L'appoggio di Putin. Netanyahu: «Ci difenderemo da soli»

Sul fronte internazionale il presidente russo Vladimir Putin ha plaudito al presidente statunitense: «Donald ha ragione». «Non vediamo segnali di ritiro delle truppe americane, ma ammettiamo che questo è possibile, soprattutto dal momento che stiamo percorrendo la via di una soluzione politica» del conflitto con la creazione di un Comitato costituzionale e, in questo senso, «la presenza delle forze statunitensi non è necessaria». Intanto Erdogan ha incontrato il suo omologo iraniano Hassan Rohani ad Ankara. A centro dei colloqui, che erano stati organizzati prima dell'annuncio di Donald Trump di ritirare le truppe Usa dalla Siria, la questione siriana. Il premier israeliano Benjamin Netanyahu ha dichiarato invece che Israele saprà difendersi da sola. «Studieremo il loro calendario, i loro metodi operativi e le ricadute che ci riguardano ma, in ogni modo, sapremo come proteggere la sicurezza di Israele e come difenderci».
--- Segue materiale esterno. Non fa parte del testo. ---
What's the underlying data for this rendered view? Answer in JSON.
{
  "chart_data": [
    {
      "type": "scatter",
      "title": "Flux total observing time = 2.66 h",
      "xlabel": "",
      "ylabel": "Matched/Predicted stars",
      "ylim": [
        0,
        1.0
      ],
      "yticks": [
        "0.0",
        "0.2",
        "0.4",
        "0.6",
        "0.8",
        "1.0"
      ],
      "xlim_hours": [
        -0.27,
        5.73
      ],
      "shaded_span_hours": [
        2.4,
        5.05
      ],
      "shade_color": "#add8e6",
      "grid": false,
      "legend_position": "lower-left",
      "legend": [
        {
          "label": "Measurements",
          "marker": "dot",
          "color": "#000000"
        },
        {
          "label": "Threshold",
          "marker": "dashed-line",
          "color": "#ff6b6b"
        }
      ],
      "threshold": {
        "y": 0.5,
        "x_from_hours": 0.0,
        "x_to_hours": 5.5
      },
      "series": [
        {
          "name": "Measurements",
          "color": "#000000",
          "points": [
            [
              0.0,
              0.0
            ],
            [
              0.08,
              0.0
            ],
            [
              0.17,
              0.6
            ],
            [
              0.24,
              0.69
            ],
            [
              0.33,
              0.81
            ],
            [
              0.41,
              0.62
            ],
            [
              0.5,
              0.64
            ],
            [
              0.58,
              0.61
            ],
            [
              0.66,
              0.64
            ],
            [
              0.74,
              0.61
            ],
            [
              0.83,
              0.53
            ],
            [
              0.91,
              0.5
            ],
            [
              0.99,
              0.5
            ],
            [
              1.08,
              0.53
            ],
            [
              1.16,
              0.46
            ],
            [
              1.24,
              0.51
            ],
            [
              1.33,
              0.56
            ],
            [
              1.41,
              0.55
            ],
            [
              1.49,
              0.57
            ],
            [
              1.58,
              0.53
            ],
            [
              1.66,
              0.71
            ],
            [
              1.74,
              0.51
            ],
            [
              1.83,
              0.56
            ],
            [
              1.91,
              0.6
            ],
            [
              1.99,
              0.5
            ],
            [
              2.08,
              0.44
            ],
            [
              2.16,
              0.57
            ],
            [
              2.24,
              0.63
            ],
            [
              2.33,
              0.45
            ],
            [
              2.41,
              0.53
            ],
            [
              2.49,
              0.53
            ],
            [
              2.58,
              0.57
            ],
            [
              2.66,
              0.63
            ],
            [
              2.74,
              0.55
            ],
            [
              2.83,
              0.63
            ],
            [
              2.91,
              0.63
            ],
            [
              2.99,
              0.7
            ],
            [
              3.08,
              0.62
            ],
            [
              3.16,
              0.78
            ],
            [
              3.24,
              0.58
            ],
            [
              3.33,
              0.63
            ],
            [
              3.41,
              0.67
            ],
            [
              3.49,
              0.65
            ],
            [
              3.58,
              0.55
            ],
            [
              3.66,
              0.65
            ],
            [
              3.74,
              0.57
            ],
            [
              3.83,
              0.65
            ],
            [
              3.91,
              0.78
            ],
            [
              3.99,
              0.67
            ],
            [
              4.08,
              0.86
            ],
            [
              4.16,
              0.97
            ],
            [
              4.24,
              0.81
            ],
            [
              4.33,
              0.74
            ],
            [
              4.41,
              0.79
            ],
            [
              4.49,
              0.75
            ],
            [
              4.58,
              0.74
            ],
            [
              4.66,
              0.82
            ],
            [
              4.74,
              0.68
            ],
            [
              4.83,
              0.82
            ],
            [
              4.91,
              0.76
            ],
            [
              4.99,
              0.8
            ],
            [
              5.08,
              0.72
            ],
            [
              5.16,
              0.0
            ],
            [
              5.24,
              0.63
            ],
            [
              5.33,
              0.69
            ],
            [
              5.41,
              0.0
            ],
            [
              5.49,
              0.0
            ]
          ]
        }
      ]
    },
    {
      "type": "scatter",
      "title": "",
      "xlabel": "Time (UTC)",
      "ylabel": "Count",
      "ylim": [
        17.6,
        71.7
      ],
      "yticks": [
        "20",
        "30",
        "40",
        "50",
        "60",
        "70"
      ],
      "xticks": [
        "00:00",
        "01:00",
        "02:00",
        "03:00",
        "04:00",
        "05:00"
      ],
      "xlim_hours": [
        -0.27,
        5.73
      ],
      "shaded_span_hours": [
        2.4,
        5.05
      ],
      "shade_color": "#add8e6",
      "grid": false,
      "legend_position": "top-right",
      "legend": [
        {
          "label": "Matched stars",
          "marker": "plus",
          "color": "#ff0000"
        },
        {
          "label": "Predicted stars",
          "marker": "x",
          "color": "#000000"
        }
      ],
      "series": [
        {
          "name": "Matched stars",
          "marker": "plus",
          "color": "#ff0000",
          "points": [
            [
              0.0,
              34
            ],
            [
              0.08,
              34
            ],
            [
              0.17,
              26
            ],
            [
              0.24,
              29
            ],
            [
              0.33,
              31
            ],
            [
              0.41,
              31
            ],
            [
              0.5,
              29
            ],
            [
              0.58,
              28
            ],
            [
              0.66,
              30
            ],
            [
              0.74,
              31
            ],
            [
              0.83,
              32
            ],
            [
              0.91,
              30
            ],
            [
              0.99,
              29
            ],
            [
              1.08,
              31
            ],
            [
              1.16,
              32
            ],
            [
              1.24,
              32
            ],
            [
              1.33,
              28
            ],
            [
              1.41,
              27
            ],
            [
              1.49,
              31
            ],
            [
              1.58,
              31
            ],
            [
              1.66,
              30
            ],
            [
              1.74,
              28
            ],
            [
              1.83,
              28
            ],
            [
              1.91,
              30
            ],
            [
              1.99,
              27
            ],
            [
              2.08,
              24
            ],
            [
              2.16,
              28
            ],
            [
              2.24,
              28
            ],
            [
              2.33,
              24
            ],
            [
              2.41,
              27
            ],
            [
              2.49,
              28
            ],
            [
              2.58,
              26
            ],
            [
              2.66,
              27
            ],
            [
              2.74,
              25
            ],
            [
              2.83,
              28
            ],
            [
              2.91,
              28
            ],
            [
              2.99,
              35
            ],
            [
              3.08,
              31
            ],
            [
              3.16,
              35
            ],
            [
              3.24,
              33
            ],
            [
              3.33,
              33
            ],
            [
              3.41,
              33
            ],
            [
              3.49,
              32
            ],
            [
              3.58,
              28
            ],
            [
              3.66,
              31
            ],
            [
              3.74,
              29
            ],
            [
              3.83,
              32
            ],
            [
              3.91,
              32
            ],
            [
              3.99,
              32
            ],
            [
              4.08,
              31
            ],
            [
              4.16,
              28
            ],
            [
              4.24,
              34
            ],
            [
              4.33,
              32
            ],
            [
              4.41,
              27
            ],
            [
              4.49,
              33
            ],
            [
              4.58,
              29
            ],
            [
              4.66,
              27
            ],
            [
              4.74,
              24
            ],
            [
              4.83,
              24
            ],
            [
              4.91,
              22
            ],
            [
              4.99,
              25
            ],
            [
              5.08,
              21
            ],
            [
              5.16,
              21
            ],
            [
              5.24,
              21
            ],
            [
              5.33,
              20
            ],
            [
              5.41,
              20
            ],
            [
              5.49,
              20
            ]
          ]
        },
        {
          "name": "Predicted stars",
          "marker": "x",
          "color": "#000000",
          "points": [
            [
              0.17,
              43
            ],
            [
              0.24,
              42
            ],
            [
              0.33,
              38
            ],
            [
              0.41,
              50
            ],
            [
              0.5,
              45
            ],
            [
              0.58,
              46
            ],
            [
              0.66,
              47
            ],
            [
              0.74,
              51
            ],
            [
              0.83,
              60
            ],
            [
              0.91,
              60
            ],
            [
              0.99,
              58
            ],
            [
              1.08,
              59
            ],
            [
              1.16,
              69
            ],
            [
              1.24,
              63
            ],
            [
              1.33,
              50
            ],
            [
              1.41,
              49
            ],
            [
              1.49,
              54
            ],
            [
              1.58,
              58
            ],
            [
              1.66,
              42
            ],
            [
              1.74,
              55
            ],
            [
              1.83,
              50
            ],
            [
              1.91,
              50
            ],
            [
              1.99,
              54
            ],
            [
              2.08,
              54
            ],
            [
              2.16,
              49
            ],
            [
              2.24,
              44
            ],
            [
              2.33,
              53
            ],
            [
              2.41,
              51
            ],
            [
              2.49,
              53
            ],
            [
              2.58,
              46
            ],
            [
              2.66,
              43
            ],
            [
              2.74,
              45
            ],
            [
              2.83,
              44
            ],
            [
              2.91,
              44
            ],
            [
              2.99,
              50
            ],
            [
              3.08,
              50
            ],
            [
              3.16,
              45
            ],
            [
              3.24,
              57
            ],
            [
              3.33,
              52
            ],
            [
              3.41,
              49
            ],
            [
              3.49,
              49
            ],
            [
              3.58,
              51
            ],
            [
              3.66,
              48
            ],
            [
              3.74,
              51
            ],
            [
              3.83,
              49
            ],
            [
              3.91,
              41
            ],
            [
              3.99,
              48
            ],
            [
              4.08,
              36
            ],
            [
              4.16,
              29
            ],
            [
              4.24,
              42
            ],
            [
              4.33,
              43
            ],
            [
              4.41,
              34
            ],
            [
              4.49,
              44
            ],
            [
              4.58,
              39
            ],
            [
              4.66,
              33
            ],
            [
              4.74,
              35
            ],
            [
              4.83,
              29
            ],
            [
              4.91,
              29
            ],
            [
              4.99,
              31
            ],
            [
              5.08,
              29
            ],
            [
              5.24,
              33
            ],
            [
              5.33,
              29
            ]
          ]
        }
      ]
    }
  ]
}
Germania e Francia resteranno

Il ritiro unilaterale delle truppe americane dalla Siria rischia di nuocere alla guerra contro l'Isis e di «mettere a repentaglio i successi già conseguiti» contro l'organizzazione jihadista, ha commentato invece la diplomazia tedesca. «Non siamo i soli a trovare sorprendente il netto cambiamento di politica della parte americana. L'Isis si è ritirato ma la minaccia non è finita», ha detto in un breve comunicato il ministro degli Esteri Heiko Maas il cui Paese partecipa alla coalizione internazionale impegnata contro i jihadisti in Siria. «Il rischio è che le conseguenze dei questa decisione nuocciano alla lotta contro l'Isis», ha aggiunto, sottolineando che il gruppo islamista è «sempre attivo nell'Est della Siria». «La guerra all'Isis si decide a lungo termine militarmente ma anche civilmente», secondo Maas, che propone «sicurezza e ordine politico» per stabilizzare la Siria. La Francia «resta» militarmente impegnata in Siria, ha fatto sapere infine la ministra degli Affari europei Nathalie Loiseau. «Per il momento, noi restiamo in Siria».